Em reunião da mesa específica de negociação realizada nessa sexta-feira, 20 de julho, em Brasília, entre os representantes dos empregados e a representação da CAIXA, foram discutidos os seguintes pontos de pauta: nenhum direito a menos, CAIXA 100% Pública e temas relacionados ao dia a dia dos trabalhadores.

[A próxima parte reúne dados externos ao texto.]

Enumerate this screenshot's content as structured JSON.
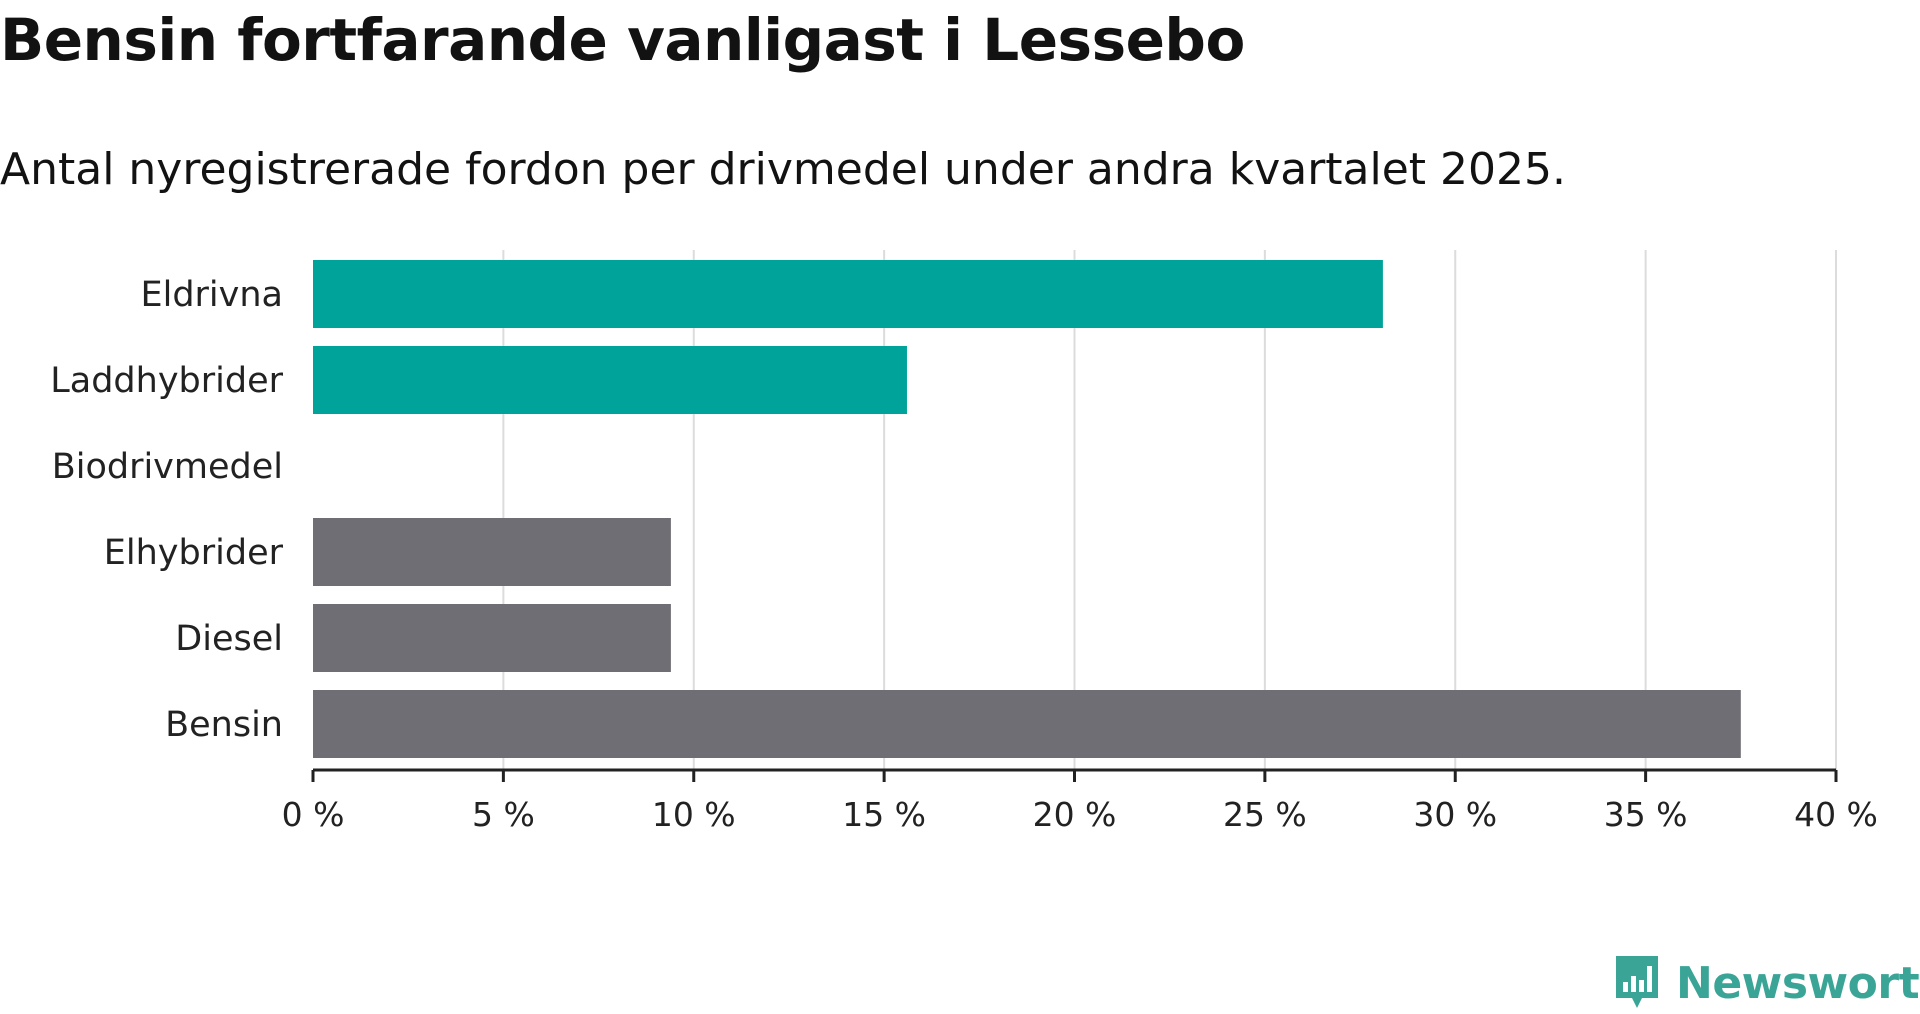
{
  "title": "Bensin fortfarande vanligast i Lessebo",
  "subtitle": "Antal nyregistrerade fordon per drivmedel under andra kvartalet 2025.",
  "brand": {
    "name": "Newsworthy",
    "color": "#3aa597",
    "icon": "newsworthy-logo-icon"
  },
  "colors": {
    "electric": "#00a39a",
    "fossil": "#6e6e74",
    "grid": "#dcdcdc",
    "axis": "#222222"
  },
  "chart_data": {
    "type": "bar",
    "orientation": "horizontal",
    "categories": [
      "Eldrivna",
      "Laddhybrider",
      "Biodrivmedel",
      "Elhybrider",
      "Diesel",
      "Bensin"
    ],
    "values": [
      28.1,
      15.6,
      0,
      9.4,
      9.4,
      37.5
    ],
    "bar_groups": [
      "electric",
      "electric",
      "electric",
      "fossil",
      "fossil",
      "fossil"
    ],
    "xlim": [
      0,
      40
    ],
    "xticks": [
      0,
      5,
      10,
      15,
      20,
      25,
      30,
      35,
      40
    ],
    "xtick_labels": [
      "0 %",
      "5 %",
      "10 %",
      "15 %",
      "20 %",
      "25 %",
      "30 %",
      "35 %",
      "40 %"
    ],
    "xlabel": "",
    "ylabel": "",
    "grid": true,
    "legend": "none"
  }
}
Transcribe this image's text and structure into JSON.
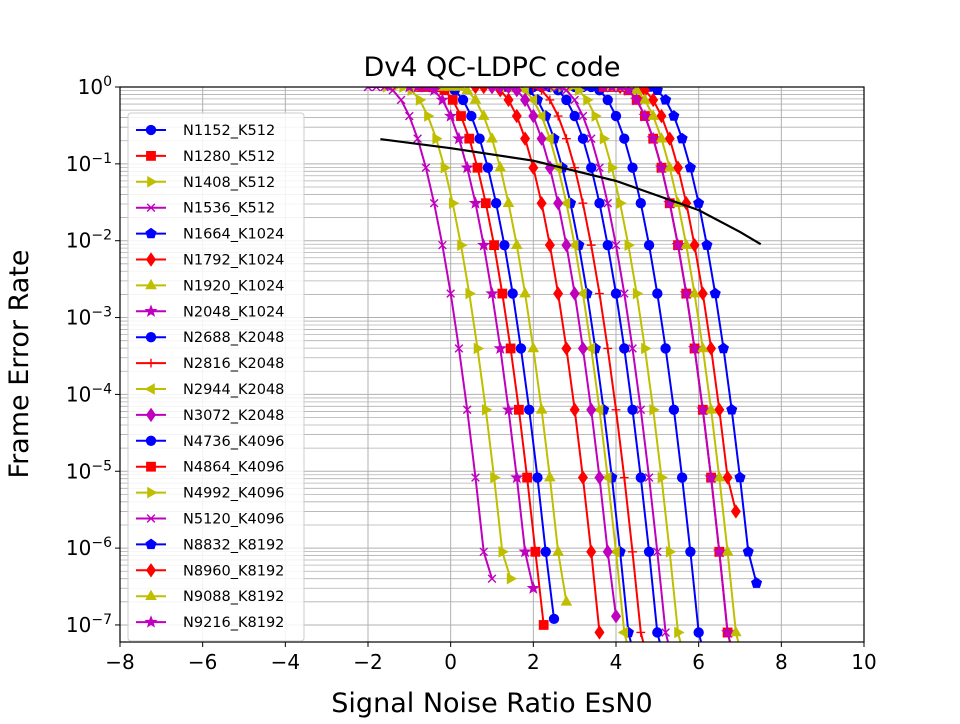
{
  "chart_data": {
    "type": "line",
    "title": "Dv4 QC-LDPC code",
    "xlabel": "Signal Noise Ratio EsN0",
    "ylabel": "Frame Error Rate",
    "xlim": [
      -8,
      10
    ],
    "ylim": [
      6e-08,
      1
    ],
    "yscale": "log",
    "grid": true,
    "legend_position": "top-left",
    "x_ticks": [
      "−8",
      "−6",
      "−4",
      "−2",
      "0",
      "2",
      "4",
      "6",
      "8",
      "10"
    ],
    "y_ticks": [
      {
        "base": "10",
        "exp": "−7"
      },
      {
        "base": "10",
        "exp": "−6"
      },
      {
        "base": "10",
        "exp": "−5"
      },
      {
        "base": "10",
        "exp": "−4"
      },
      {
        "base": "10",
        "exp": "−3"
      },
      {
        "base": "10",
        "exp": "−2"
      },
      {
        "base": "10",
        "exp": "−1"
      },
      {
        "base": "10",
        "exp": "0"
      }
    ],
    "series": [
      {
        "name": "N1152_K512",
        "color": "#0000ff",
        "marker": "circle",
        "waterfall_x": 2.5,
        "floor_fer": 1.2e-07
      },
      {
        "name": "N1280_K512",
        "color": "#ff0000",
        "marker": "square",
        "waterfall_x": 2.25,
        "floor_fer": 1e-07
      },
      {
        "name": "N1408_K512",
        "color": "#bfbf00",
        "marker": "triangle-right",
        "waterfall_x": 1.45,
        "floor_fer": 4e-07
      },
      {
        "name": "N1536_K512",
        "color": "#bf00bf",
        "marker": "x",
        "waterfall_x": 1.0,
        "floor_fer": 4e-07
      },
      {
        "name": "N1664_K1024",
        "color": "#0000ff",
        "marker": "pentagon",
        "waterfall_x": 4.3,
        "floor_fer": 3e-08
      },
      {
        "name": "N1792_K1024",
        "color": "#ff0000",
        "marker": "diamond",
        "waterfall_x": 3.6,
        "floor_fer": 8e-08
      },
      {
        "name": "N1920_K1024",
        "color": "#bfbf00",
        "marker": "triangle-up",
        "waterfall_x": 2.8,
        "floor_fer": 2e-07
      },
      {
        "name": "N2048_K1024",
        "color": "#bf00bf",
        "marker": "star",
        "waterfall_x": 2.0,
        "floor_fer": 3e-07
      },
      {
        "name": "N2688_K2048",
        "color": "#0000ff",
        "marker": "circle",
        "waterfall_x": 5.0,
        "floor_fer": 3e-08
      },
      {
        "name": "N2816_K2048",
        "color": "#ff0000",
        "marker": "plus",
        "waterfall_x": 4.6,
        "floor_fer": 3e-08
      },
      {
        "name": "N2944_K2048",
        "color": "#bfbf00",
        "marker": "triangle-left",
        "waterfall_x": 4.2,
        "floor_fer": 3e-08
      },
      {
        "name": "N3072_K2048",
        "color": "#bf00bf",
        "marker": "diamond",
        "waterfall_x": 4.0,
        "floor_fer": 1.3e-07
      },
      {
        "name": "N4736_K4096",
        "color": "#0000ff",
        "marker": "circle",
        "waterfall_x": 6.0,
        "floor_fer": 3e-08
      },
      {
        "name": "N4864_K4096",
        "color": "#ff0000",
        "marker": "square",
        "waterfall_x": 6.7,
        "floor_fer": 3e-08
      },
      {
        "name": "N4992_K4096",
        "color": "#bfbf00",
        "marker": "triangle-right",
        "waterfall_x": 5.5,
        "floor_fer": 3e-08
      },
      {
        "name": "N5120_K4096",
        "color": "#bf00bf",
        "marker": "x",
        "waterfall_x": 5.2,
        "floor_fer": 3e-08
      },
      {
        "name": "N8832_K8192",
        "color": "#0000ff",
        "marker": "pentagon",
        "waterfall_x": 7.4,
        "floor_fer": 3.5e-07
      },
      {
        "name": "N8960_K8192",
        "color": "#ff0000",
        "marker": "diamond",
        "waterfall_x": 7.1,
        "floor_fer": 3e-06
      },
      {
        "name": "N9088_K8192",
        "color": "#bfbf00",
        "marker": "triangle-up",
        "waterfall_x": 6.9,
        "floor_fer": 3e-08
      },
      {
        "name": "N9216_K8192",
        "color": "#bf00bf",
        "marker": "star",
        "waterfall_x": 6.7,
        "floor_fer": 3e-08
      }
    ],
    "reference_curve": {
      "color": "#000000",
      "x": [
        -1.7,
        0,
        2,
        4,
        6,
        7.0,
        7.5
      ],
      "y": [
        0.21,
        0.16,
        0.11,
        0.06,
        0.025,
        0.013,
        0.009
      ]
    }
  }
}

A presidenta do Sindicato, Eliana Brasil, participou da mesa como representante de Minas Gerais na Comissão Executiva dos Empregados (CEE/Caixa).

Os representantes dos empregados cobraram o fim da discriminação de gênero, através do fim da possibilidade do descomissionamento de gestantes, além da manutenção da titularidade da função pelos empregados doentes na licença médica.

Os empregados reivindicam também que a CAIXA garanta ampla defesa nos processos disciplinares, não punindo os trabalhadores antes do fim do processo. Atualmente, o trabalhador que recorrer corre o risco de ter a pena piorada.

O movimento sindical cobrou o fortalecimento da negociação permanente e um debate com todos segmentos dos empregados da carreira administrativa e profissional, durante a mesa permanente da Contraf-CUT, que representa mais de 90% dos bancários. Ficou acordado que essas negociações ocorrerão no fórum nacional permanente.

Os empregados cobraram, ainda, garantia de um delta de antiguidade por ano trabalhado. A CAIXA negou. O banco, no entanto, aceitou a manutenção do atual modelo, que a cada dois anos garante um delta de antiguidade, garantindo também a discussão da sistemática por mérito ano a ano.

Durante o debate sobre o tema “Nenhum Direito a Menos”, a CAIXA se negou a consignar qualquer garantia em relação às novas leis trabalhistas. O banco afirmou que vai seguir a regra de PLR da Fenaban e que ainda não tem autorização do pagamento da PLR Social. A direção do banco informou também que o limite da soma da PLR está limitado pelo governo. A regra mencionada seria 25% do que for pago de dividendos no tesouro. Com base nos últimos anos, isto fica em 6,25 % do lucro líquido.

O banco garantiu que os dirigentes sindicais terão livre acesso aos locais de trabalho e que não será constituída comissão de representantes de empregados não vinculadas ao Sindicato. Garantiu, ainda, que não será limitada nem cerceada a liberdade de expressão dos sindicatos e dos trabalhadores.

Sobre a CAIXA 100% Pública, o banco negou contratação em todos os itens.

Os representantes dos empregados também cobraram o não fechamento de unidades, principalmente em cidades e bairros periféricos. A CAIXA disse que o processo está suspenso.

Os empregados cobraram ainda a redução imediata das taxas de juros e das tarifas, reafirmando o papel social do banco vai além do lucro.

“A postura da CAIXA durante essa segunda rodada de negociação deixa claro que temos que intensificar a nossa presença nas ruas e nos bancos alertando os bancários, clientes e usuários sobre a necessidade de fortalecer ainda mais o nosso movimento em defesa do emprego, dos direitos conquistados e da CAIXA 100% Pública”, afirmou Eliana Brasil, presidenta do Sindicato.